China’s growth model is heavily skewed toward investment, which has accounted for more than half of GDP growth in this decade. Consequently, the share of national income going to capital rather than labor has risen gradually. Furthermore, households continue to save nearly one quarter of their disposable income. As a consequence, private consumption accounts for only about 36 percent of GDP, far lower than in most advanced and developing economies. China’s stimulus package is mostly boosting investment in the short run, creating a further imbalance with domestic demand.
China is an extreme case, but overall saving rates are high in many other Asian economies as well. Many of these countries are already trying to harness this saving effectively and turn it into productive domestic investment, but their policies will take time to bear fruit. Meanwhile, emerging markets still continue to rely on exports for a significant fraction of their output and employment growth even though, in the short run, they can apparently stimulate their economies using other policy measures to offset some of the fall in exports.

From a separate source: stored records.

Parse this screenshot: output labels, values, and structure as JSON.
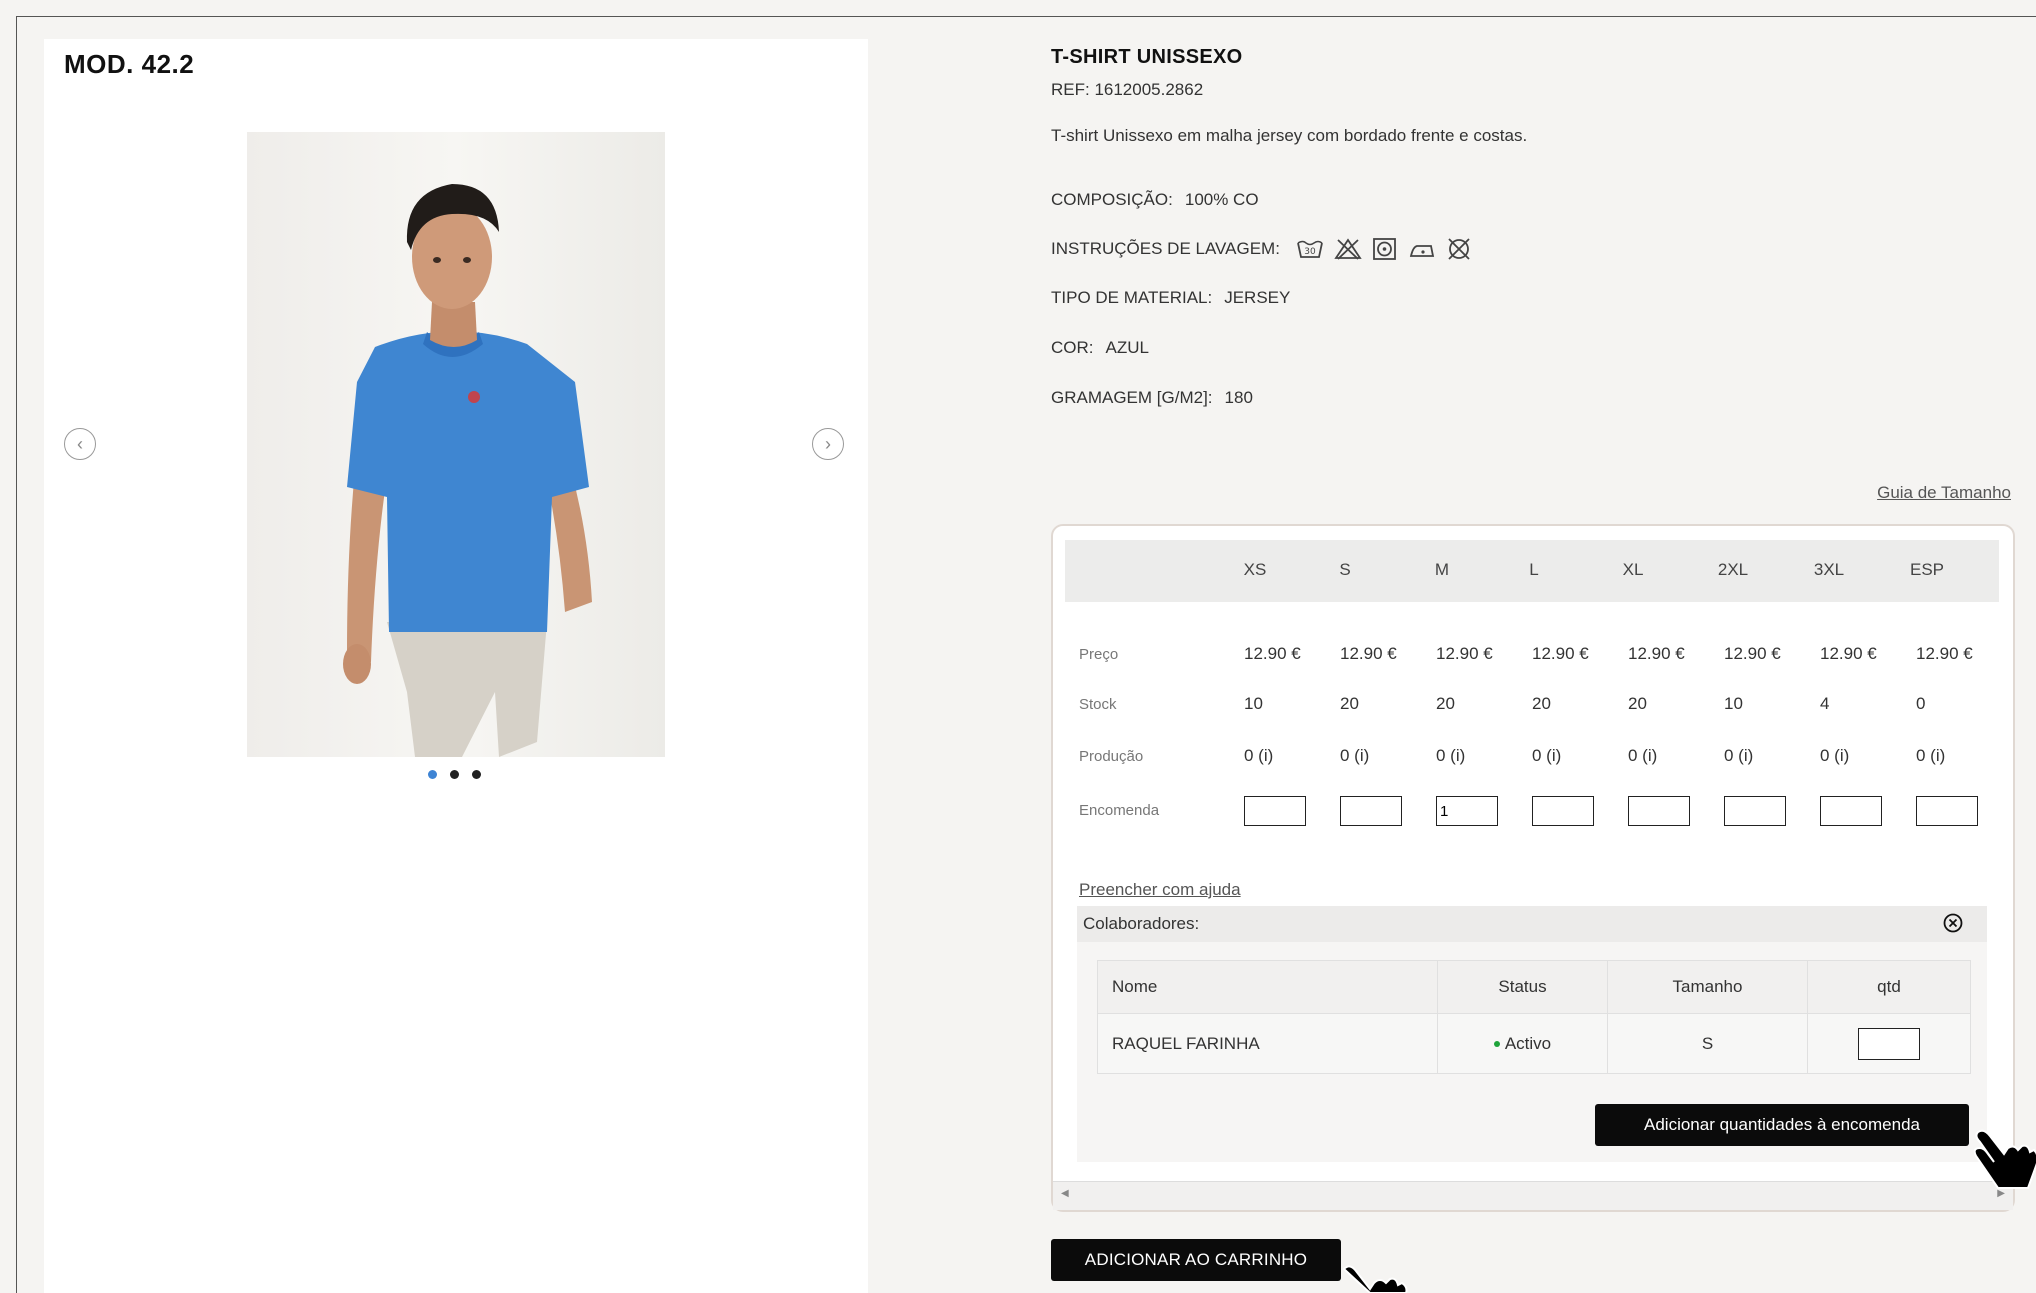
{
  "gallery": {
    "model_title": "MOD. 42.2",
    "prev_icon": "‹",
    "next_icon": "›",
    "dots": 3,
    "active_dot": 0
  },
  "product": {
    "name": "T-SHIRT UNISSEXO",
    "ref": "REF: 1612005.2862",
    "description": "T-shirt Unissexo em malha jersey com bordado frente e costas.",
    "attributes": [
      {
        "label": "COMPOSIÇÃO:",
        "value": "100% CO"
      },
      {
        "label": "INSTRUÇÕES DE LAVAGEM:",
        "value": ""
      },
      {
        "label": "TIPO DE MATERIAL:",
        "value": "JERSEY"
      },
      {
        "label": "COR:",
        "value": "AZUL"
      },
      {
        "label": "GRAMAGEM [G/M2]:",
        "value": "180"
      }
    ],
    "wash_icons": [
      "wash-30-icon",
      "no-bleach-icon",
      "tumble-dry-icon",
      "iron-low-icon",
      "no-dry-clean-icon"
    ],
    "size_guide": "Guia de Tamanho"
  },
  "order_table": {
    "sizes": [
      "XS",
      "S",
      "M",
      "L",
      "XL",
      "2XL",
      "3XL",
      "ESP"
    ],
    "row_labels": {
      "price": "Preço",
      "stock": "Stock",
      "production": "Produção",
      "order": "Encomenda"
    },
    "price": [
      "12.90 €",
      "12.90 €",
      "12.90 €",
      "12.90 €",
      "12.90 €",
      "12.90 €",
      "12.90 €",
      "12.90 €"
    ],
    "stock": [
      "10",
      "20",
      "20",
      "20",
      "20",
      "10",
      "4",
      "0"
    ],
    "production": [
      "0 (i)",
      "0 (i)",
      "0 (i)",
      "0 (i)",
      "0 (i)",
      "0 (i)",
      "0 (i)",
      "0 (i)"
    ],
    "order": [
      "",
      "",
      "1",
      "",
      "",
      "",
      "",
      ""
    ]
  },
  "collaborators": {
    "help_link": "Preencher com ajuda",
    "title": "Colaboradores:",
    "columns": [
      "Nome",
      "Status",
      "Tamanho",
      "qtd"
    ],
    "rows": [
      {
        "name": "RAQUEL FARINHA",
        "status": "Activo",
        "size": "S",
        "qty": ""
      }
    ],
    "status_color": "#1ea33a",
    "add_button": "Adicionar quantidades à encomenda"
  },
  "cart_button": "ADICIONAR AO CARRINHO"
}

The bottom line is that emerging markets now seem much more capable of holding their own in the midst of a global recession. They are also becoming more influential in terms of raw size — and likely to account for a rising share of global output, trade, and financial flows. But to expect them to become drivers of world growth, especially in terms of helping out the advanced economies by absorbing their exports, is premature. The reality of emerging markets is encouraging but will take a while to catch up to the hype about decoupling.